Sakura tentou chamar, mas sua voz perdia a força antes de sair de seus lábios... Tão rápido quanto ficou tenso, o corpo do homem começou a relaxar e pesar, e Sakura se via com dificuldade de sustentar o corpo que começava a escorregar do seu abraço, olhando-a ainda nos olhos, olhos arregalados, tentando dizer o que não conseguia pronunciar em palavras... Sakura sentiu uma terrível onda de desespero começar a tomar-lhe o ser, enquanto seu corpo começava a cair junto com o peso do corpo de seu pai, que não se movia mais...
"Naaaaão!!!" Gritou um grito de desespero e agonia, enquanto via o corpo em seus braços desmanchar-se em sangue... Escorregando por seus dedos, inconsciente de suas súplicas...
Antes que pudesse controlar sua tristeza, entretanto, percebeu alguém se aproximando, e viu duas pernas paradas há um pouco mais de um metro à sua frente. Olhou para cima, reconhecendo o rosto escuro e bonito de seu irmão... Contraiu as sobrancelhas.
Sakura (sussurrando): 'Touya... Papai... Mamãe...' Esticou a mão, procurando consolo no olhar do rapaz. Contudo, sentiu seu peito contrair-se com a expressão de acusação nos olhos do irmão.. Acusando-a... Acusando-a pelo que ocorrera com seu pai... E com a perda de sua mãe...
Sakura tentou engatinhar em direção ao homem, rogando-lhe com os olhos por misericórdia, por perdão. Antes que pudesse perceber, o rapaz estava bem à sua frente, agachado, olhando-a a poucos centímetros de seus olhos. Sakura viu os olhos cheios de dor, acusando-a mais uma vez. Tentou virar o rosto, mas ele segurou-a com uma das mãos, obrigando-a a olhá-lo nos olhos. Quando o fez... Quando o fez ele começou a desaparecer, transformando-se em sangue, enquanto mantinha o olhar acusador nos olhos dela, enquanto lágrimas de sangue corriam por seu rosto moreno.
E desapareceu. Touya a deixava... desaparecia de sua vida como o resto de sua família... A dor era demais, demais...
Sakura apoiou ambas as mãos no chão carmim, enquanto a dor e o sofrimento começavam a despedaçá-la.

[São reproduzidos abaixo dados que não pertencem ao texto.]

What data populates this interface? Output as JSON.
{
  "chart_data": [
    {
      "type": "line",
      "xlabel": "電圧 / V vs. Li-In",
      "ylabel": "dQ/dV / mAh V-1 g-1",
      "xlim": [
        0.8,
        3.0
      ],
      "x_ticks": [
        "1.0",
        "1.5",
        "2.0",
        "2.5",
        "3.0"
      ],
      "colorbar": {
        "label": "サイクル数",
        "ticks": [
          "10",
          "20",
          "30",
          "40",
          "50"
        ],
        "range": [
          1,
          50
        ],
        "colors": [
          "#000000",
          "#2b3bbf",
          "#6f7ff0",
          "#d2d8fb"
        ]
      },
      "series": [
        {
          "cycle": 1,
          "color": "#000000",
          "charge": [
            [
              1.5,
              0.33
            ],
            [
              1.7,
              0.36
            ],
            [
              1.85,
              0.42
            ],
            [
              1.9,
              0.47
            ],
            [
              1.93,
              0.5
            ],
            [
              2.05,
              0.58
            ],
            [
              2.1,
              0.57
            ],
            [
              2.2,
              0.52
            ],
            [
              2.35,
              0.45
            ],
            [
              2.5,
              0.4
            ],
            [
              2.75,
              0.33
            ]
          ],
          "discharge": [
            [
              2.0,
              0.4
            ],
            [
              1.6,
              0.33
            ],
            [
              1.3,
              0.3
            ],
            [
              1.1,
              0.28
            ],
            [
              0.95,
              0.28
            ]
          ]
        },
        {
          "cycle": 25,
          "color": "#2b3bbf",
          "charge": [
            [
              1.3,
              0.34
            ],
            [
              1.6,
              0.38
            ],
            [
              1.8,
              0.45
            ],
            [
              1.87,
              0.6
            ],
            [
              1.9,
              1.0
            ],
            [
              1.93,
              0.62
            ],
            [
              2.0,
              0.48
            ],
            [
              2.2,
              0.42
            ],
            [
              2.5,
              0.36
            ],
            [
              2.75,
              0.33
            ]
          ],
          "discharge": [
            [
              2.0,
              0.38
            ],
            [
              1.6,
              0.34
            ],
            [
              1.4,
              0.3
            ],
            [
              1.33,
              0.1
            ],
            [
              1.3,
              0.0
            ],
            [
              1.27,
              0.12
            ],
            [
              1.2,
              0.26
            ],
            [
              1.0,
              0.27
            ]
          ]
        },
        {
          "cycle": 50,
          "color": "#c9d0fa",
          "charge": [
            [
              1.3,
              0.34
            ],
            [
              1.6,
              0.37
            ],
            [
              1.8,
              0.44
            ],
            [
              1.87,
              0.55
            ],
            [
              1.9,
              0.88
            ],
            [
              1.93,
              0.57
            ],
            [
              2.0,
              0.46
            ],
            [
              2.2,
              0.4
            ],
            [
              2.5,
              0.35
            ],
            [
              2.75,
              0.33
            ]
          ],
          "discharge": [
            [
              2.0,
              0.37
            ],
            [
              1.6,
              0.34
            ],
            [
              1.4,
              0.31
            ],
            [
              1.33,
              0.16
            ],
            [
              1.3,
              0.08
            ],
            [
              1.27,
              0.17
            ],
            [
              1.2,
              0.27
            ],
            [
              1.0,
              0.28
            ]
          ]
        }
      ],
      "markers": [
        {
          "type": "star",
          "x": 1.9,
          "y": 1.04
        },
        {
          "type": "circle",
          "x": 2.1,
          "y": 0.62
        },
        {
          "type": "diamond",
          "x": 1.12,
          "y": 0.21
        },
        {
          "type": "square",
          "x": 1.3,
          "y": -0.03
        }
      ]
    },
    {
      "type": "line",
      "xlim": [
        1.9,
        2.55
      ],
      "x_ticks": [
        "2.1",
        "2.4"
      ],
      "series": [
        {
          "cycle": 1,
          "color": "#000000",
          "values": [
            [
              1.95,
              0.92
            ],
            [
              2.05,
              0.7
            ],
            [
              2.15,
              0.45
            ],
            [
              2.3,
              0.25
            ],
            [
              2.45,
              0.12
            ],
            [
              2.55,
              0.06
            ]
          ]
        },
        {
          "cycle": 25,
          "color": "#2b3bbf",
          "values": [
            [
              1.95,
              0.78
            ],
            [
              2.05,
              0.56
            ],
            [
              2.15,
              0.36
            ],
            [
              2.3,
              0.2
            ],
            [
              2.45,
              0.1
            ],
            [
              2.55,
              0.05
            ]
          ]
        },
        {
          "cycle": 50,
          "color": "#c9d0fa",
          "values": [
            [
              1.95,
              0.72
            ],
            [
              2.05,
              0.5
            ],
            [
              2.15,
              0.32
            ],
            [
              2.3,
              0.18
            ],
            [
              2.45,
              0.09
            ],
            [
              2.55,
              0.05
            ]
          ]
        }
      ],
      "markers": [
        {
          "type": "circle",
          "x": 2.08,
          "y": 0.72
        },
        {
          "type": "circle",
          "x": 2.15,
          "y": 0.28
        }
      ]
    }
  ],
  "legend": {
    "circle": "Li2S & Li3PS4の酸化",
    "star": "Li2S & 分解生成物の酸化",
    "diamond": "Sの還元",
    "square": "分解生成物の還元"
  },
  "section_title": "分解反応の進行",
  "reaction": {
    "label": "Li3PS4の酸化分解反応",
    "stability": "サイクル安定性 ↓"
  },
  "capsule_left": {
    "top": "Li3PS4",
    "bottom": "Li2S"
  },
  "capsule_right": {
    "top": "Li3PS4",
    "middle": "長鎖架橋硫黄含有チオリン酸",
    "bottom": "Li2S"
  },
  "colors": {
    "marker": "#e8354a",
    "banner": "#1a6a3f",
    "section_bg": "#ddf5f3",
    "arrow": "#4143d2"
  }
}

Enquanto sentia seu corpo tremer, mirrado de suas forças, a agonia tirando-lhe o ar dos pulmões, ar que não conseguia voltar a respirar... Olhava para o chão, vendo suas lágrimas sendo levadas pelo rio de sangue que corria abaixo de si...
E antes que se desse conta, se não suficiente o sentimento de dor em seu peito, uma face surgiu entre suas mãos, flutuando no líquido intenso e escuro abaixo de si... Sakura arregalou os olhos, reconhecia aquele rosto...
Saigo (face pálida como a morte, expressão impassível): 'Assassina...'
Sakura saltou para trás, surpresa e aterrorizada, o rosto voltava a desaparecer, deixando Sakura sozinha, desesperada, respirando pesadamente, cheia de emoções conflitando por seu ser...
'Sakura...' Sakura, que estava com os olhos para baixo, não queria olhar para cima, sabendo que mais alguém iria acusá-la, iria lhe mostrar seus pecados, condená-la. Contudo, a voz continuou ressoando, e ela não viu outra alternativa senão levantar o olhar. Seus olhos mais uma vez ficaram surpresos diante de outra figura que lhe aparecia alguns metros à sua frente. Era uma mulher, uma mulher de semblante triste, sofrido, sentada ao chão, enquanto suas mãos seguravam um corpo ao seu colo, de outra mulher, mais nova, semelhante à outra...
"Yukio... Não, Cheong... Cheong-san!' A mulher olhou-a com tristeza, enquanto derramava lágrimas de sangue contra o rosto da outra em seus braços, que parecia sem vida... Olhou de novo para Sakura, que tentou correr para ela, em vão... A mulher começou a sumir, desaparecendo, assim como as outras naquele rio de morte...Sakura não podia fazer nada... Não podia ajudá-la, como não ajudara a ninguém sua vida toda...
Todos a deixaram... Todos se foram, por culpa dela ou sem que ela pudesse fazer nada... Por quê? Por que nada do que fazia parecia certo? Por que todos a abandonavam? Talvez merecesse sofrer...
Silêncio...
Subitamente... Todo o vermelho que cercava Sakura sumiu, sendo substituído por um branco eterno. A japonesa olhava freneticamente de um lado ao outro, sem parecer entender, quando escutou passos ecoando por todo o espaço. Olhou na direção que parecia vir os passos e, ainda tremendo, arregalou os olhos, sentada ao chão, uma das mãos apoiando seu corpo.
Sentiu as lágrimas que desciam por seu rosto serem secadas por uma mão que não a sua... E esperança encheu seu ser.
# # # -
Já estavam ali sentados havia alguns minutos e Eriol parecia estar enrolando-o demais para seu gosto. Estava demasiado preocupado com Sakura para continuar perdendo tempo com o homem. Tudo o que ele lhe dissera era que talvez soubesse o que seus inimigos pretendiam fazer com Sakura.
Syaoran (cerrando o cenho): 'Eriol, pelo amor dos deuses, quer me dizer de uma vez por todas o que eles pretendem fazer com Sakura?'
Eriol (engolindo em seco): 'Syaoran... Eu acho que isso quem deveria contar para você não sou eu, mas devido às circunstâncias -' Parou subitamente, vendo a expressão de Syaoran se fechar ainda mais, como lhe dizendo para que parasse de enrolar. Eriol suspirou, abaixou os olhos e em seguida voltou-se novamente para Syaoran. 'Um rito... Acredito que querem submeter Sakura a um rito.' Syaoran sentiu seus olhos arregalaram-se, nova onda de pavor começando a preenchê-lo.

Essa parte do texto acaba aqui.